Les critiques se demandent si les initiatives éducatives reçoivent une protection suffisante dans les zones de conflit actif. Lors de mon récent reportage dans l’est de l’Ukraine, j’ai observé des écoles fonctionnant dans des sous-sols pour éviter les bombardements, avec des enseignants qui continuent leurs leçons malgré les sirènes d’alerte aérienne et les fréquentes coupures de courant.
La proposition du G7 répond à ces préoccupations en allouant 30% du financement spécifiquement aux mesures de protection de l’éducation, y compris le renforcement des infrastructures physiques, les alternatives d’apprentissage numérique et les protocoles de sécurité des enseignants.
L’accent mis par le Canada sur l’éducation marque une rupture avec les priorités précédentes du G7, qui se concentraient souvent sur la réponse immédiate aux crises plutôt que sur la construction de la stabilité à long terme. Ce changement reflète une reconnaissance croissante parmi les experts en sécurité que les vides éducatifs créent un terrain fertile pour les conflits.
« Lorsque les systèmes éducatifs s’effondrent, les groupes extrémistes interviennent souvent avec leurs propres écoles et récits, » explique Amanda Klasing de Human Rights Watch, que j’ai interviewée à Genève. « Nous avons observé ce schéma de l’Afghanistan à certaines régions d’Afrique de l’Ouest. »
L’initiative fait face à des vents politiques contraires. Plusieurs nations du G7, dont l’Allemagne et l’Italie, subissent des pressions budgétaires nationales qui compliquent les nouveaux engagements internationaux. Lors de rencontres avec des responsables allemands à Berlin, j’ai perçu des préoccupations concernant l’équilibre entre les coûts d’éducation des réfugiés à domicile et les obligations internationales.
Les ministres des Finances réunis lors des sessions préliminaires ont débattu de mécanismes de financement innovants, notamment des obligations éducatives et des partenariats avec le secteur privé, pour combler les écarts potentiels entre les engagements et les besoins.
« Nous ne demandons pas seulement une aide traditionnelle, » a expliqué le ministre canadien du Développement international lors d’un point de presse auquel j’ai assisté à Ottawa. « Nous créons une architecture de financement durable qui mobilise des capitaux privés aux côtés de fonds publics. »
La proposition canadienne a gagné un soutien inattendu des établissements militaires. Au siège de l’OTAN à Bruxelles, les analystes de la défense considèrent de plus en plus le financement de l’éducation comme complémentaire aux opérations de sécurité.

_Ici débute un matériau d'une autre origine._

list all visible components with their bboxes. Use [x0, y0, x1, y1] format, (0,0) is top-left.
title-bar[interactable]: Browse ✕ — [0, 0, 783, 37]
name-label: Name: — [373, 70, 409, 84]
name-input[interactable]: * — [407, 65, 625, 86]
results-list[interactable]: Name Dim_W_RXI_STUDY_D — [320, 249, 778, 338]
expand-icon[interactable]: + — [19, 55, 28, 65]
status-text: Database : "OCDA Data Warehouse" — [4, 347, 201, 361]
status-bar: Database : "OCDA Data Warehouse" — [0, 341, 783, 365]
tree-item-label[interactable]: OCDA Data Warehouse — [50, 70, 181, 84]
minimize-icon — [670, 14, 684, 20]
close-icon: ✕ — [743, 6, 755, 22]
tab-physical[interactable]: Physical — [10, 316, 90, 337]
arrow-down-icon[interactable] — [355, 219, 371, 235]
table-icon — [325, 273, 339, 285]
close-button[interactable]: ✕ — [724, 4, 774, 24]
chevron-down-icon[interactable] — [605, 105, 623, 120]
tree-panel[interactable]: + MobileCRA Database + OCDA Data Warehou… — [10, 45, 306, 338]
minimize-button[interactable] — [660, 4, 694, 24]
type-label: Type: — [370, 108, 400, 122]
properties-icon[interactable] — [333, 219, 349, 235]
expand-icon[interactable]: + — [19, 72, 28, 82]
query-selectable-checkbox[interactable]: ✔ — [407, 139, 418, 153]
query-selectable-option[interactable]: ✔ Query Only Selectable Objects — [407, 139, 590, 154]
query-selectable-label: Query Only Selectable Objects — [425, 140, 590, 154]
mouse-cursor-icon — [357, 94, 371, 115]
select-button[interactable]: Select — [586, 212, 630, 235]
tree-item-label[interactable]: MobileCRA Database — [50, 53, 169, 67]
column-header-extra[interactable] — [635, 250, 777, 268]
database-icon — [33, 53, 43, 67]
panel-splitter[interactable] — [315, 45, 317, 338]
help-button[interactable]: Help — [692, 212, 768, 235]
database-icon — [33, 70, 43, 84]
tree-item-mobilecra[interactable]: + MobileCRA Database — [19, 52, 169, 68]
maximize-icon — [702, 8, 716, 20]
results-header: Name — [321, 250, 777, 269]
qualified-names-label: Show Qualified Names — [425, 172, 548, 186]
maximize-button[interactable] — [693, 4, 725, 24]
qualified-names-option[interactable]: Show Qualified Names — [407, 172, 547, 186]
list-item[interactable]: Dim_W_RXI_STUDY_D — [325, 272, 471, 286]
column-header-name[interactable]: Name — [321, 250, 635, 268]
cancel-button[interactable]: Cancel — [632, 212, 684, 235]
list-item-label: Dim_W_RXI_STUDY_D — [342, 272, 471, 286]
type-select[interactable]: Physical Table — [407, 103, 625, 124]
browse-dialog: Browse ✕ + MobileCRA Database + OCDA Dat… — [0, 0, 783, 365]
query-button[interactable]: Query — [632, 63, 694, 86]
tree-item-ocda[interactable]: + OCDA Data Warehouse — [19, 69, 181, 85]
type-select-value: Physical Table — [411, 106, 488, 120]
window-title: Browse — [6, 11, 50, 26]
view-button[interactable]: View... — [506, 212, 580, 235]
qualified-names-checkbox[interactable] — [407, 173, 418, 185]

« Les opérations militaires s’attaquent aux menaces immédiates, mais l’éducation empêche l’émergence de nouvelles, » m’a confié un haut responsable de la planification stratégique de l’OTAN, s’exprimant sous le couvert de l’anonymat en raison des sensibilités diplomatiques. « Il est beaucoup moins coûteux de financer des écoles maintenant que des opérations militaires plus tard. »

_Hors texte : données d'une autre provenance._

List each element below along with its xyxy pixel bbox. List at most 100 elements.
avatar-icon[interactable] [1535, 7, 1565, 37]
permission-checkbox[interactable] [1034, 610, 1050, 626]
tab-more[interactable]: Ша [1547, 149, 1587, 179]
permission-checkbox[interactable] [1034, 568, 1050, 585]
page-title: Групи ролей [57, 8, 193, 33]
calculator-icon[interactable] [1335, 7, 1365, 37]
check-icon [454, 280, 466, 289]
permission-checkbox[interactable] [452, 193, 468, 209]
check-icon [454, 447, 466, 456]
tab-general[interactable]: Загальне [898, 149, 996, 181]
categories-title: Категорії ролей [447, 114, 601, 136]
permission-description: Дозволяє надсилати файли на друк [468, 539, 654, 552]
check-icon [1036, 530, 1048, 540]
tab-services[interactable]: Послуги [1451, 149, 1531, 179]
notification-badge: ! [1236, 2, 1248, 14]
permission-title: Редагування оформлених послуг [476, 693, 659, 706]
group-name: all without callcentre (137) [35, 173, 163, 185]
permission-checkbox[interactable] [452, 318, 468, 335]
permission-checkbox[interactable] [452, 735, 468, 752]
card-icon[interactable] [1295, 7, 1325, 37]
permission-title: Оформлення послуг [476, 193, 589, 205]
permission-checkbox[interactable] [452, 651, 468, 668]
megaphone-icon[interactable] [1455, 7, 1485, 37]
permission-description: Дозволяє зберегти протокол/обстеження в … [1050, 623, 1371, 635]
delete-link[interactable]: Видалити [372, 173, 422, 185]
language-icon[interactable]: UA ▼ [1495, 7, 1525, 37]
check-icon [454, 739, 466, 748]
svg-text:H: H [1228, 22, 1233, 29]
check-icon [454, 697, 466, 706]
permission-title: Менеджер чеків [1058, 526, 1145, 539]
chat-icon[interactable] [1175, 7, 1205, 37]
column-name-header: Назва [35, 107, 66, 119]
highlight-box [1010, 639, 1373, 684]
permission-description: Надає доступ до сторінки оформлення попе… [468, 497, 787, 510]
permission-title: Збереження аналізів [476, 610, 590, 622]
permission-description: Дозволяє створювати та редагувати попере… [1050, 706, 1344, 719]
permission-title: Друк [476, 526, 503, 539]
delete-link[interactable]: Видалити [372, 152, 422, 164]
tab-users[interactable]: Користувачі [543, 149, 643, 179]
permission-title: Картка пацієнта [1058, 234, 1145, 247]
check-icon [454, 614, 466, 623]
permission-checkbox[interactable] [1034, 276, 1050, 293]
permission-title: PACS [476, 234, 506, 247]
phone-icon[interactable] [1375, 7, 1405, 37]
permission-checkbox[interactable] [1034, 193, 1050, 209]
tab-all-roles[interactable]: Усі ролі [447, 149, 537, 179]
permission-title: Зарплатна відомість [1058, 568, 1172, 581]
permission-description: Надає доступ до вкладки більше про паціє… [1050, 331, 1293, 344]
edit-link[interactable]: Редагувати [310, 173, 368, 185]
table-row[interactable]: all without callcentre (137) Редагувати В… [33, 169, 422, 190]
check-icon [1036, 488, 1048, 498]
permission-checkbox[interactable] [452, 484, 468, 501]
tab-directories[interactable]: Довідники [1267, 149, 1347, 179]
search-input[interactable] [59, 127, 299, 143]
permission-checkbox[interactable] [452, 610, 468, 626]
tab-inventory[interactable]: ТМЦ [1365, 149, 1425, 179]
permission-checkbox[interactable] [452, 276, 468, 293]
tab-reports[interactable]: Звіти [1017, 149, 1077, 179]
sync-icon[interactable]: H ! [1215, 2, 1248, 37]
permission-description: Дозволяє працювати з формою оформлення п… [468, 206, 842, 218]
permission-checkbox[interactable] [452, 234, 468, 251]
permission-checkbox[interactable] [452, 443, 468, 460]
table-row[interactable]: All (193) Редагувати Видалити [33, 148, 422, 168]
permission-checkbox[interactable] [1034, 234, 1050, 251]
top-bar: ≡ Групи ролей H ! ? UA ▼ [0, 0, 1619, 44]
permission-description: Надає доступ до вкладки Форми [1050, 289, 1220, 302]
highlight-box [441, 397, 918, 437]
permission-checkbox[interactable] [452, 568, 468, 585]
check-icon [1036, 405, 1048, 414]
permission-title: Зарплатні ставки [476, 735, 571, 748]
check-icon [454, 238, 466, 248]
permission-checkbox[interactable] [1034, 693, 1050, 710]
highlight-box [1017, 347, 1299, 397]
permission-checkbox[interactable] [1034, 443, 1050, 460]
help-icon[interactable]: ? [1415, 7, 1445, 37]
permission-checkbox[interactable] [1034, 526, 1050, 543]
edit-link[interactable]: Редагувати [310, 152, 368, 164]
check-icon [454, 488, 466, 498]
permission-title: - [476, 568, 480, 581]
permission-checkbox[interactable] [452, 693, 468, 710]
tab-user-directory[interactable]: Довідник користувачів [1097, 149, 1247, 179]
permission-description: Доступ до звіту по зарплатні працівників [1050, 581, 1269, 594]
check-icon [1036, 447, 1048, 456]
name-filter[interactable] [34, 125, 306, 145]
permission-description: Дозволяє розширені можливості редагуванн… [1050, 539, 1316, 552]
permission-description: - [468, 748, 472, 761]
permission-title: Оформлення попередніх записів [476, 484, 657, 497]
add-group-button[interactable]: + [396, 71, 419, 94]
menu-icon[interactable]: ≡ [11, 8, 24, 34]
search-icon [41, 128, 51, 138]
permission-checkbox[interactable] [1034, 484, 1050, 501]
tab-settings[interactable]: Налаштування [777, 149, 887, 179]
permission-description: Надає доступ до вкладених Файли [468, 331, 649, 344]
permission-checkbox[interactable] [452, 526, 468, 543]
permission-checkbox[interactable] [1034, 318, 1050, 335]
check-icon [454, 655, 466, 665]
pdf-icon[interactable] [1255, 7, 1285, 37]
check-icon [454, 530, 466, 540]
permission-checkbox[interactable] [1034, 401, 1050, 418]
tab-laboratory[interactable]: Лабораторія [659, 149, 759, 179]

Alors que les dirigeants mondiaux se préparent à se réunir, les défenseurs de l’éducation restent prudemment optimistes. Le fonds L’éducation ne peut attendre, qui coordonne l’éducation mondiale dans les situations d’urgence, a documenté des interventions réussies dans 44 pays touchés par des crises, démontrant que des progrès sont possibles même dans les environnements les plus difficiles.

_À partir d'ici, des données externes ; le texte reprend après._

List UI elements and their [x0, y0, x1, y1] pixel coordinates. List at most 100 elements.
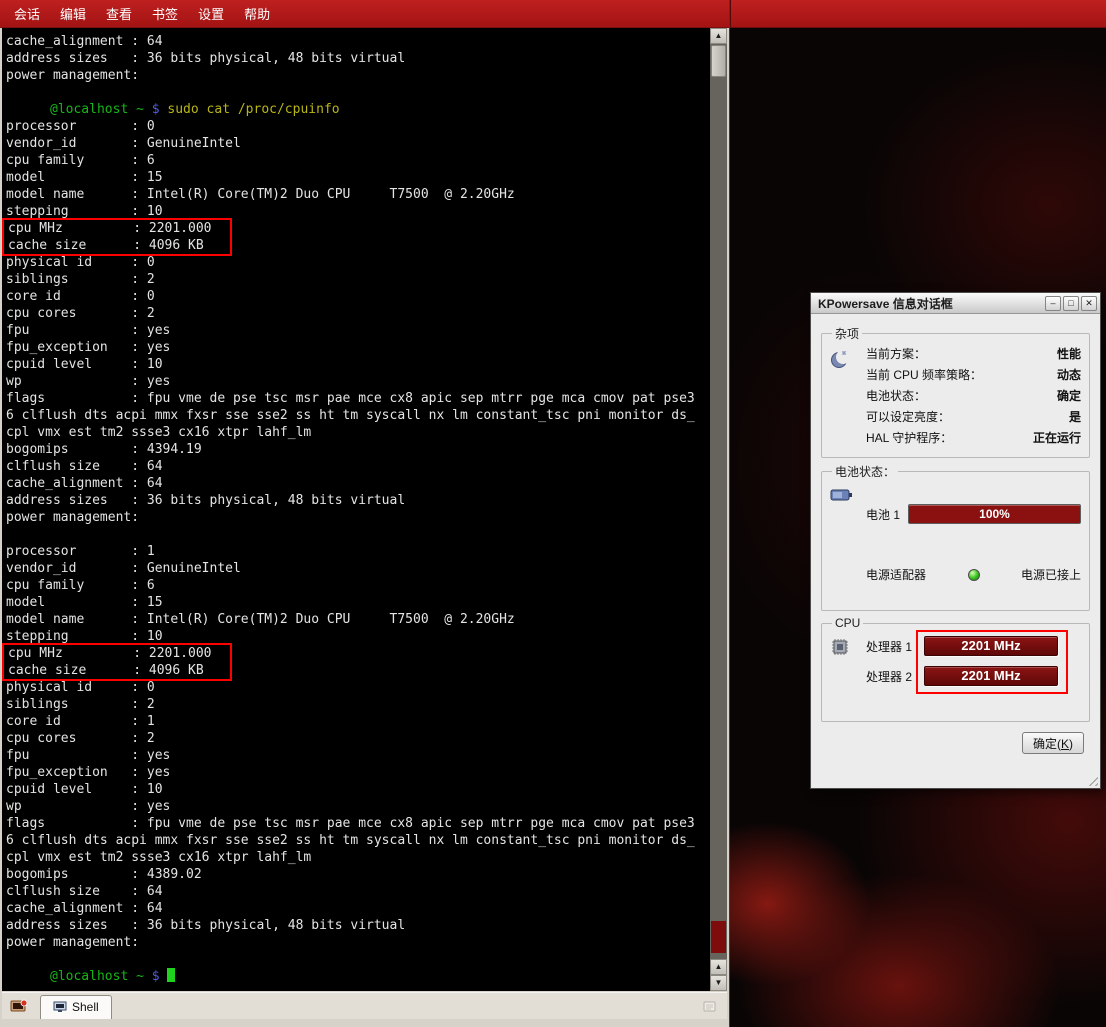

Le résultat du sommet indiquera si les nations du G7 sont vraiment engagées à s’attaquer aux causes profondes de l’instabilité mondiale plutôt que de simplement répondre aux crises après leur émergence. Pour des millions d’enfants dans les zones de conflit, la différence pourrait déterminer si leur avenir inclut des opportunités au-delà de la violence et du déplacement.
L’agenda de paix et de prospérité que le Canada défend commence dans des salles de classe loin des lacs immaculés de Muskoka – une réalité qui mettra à l’épreuve la substance du sommet au-delà des déclarations diplomatiques.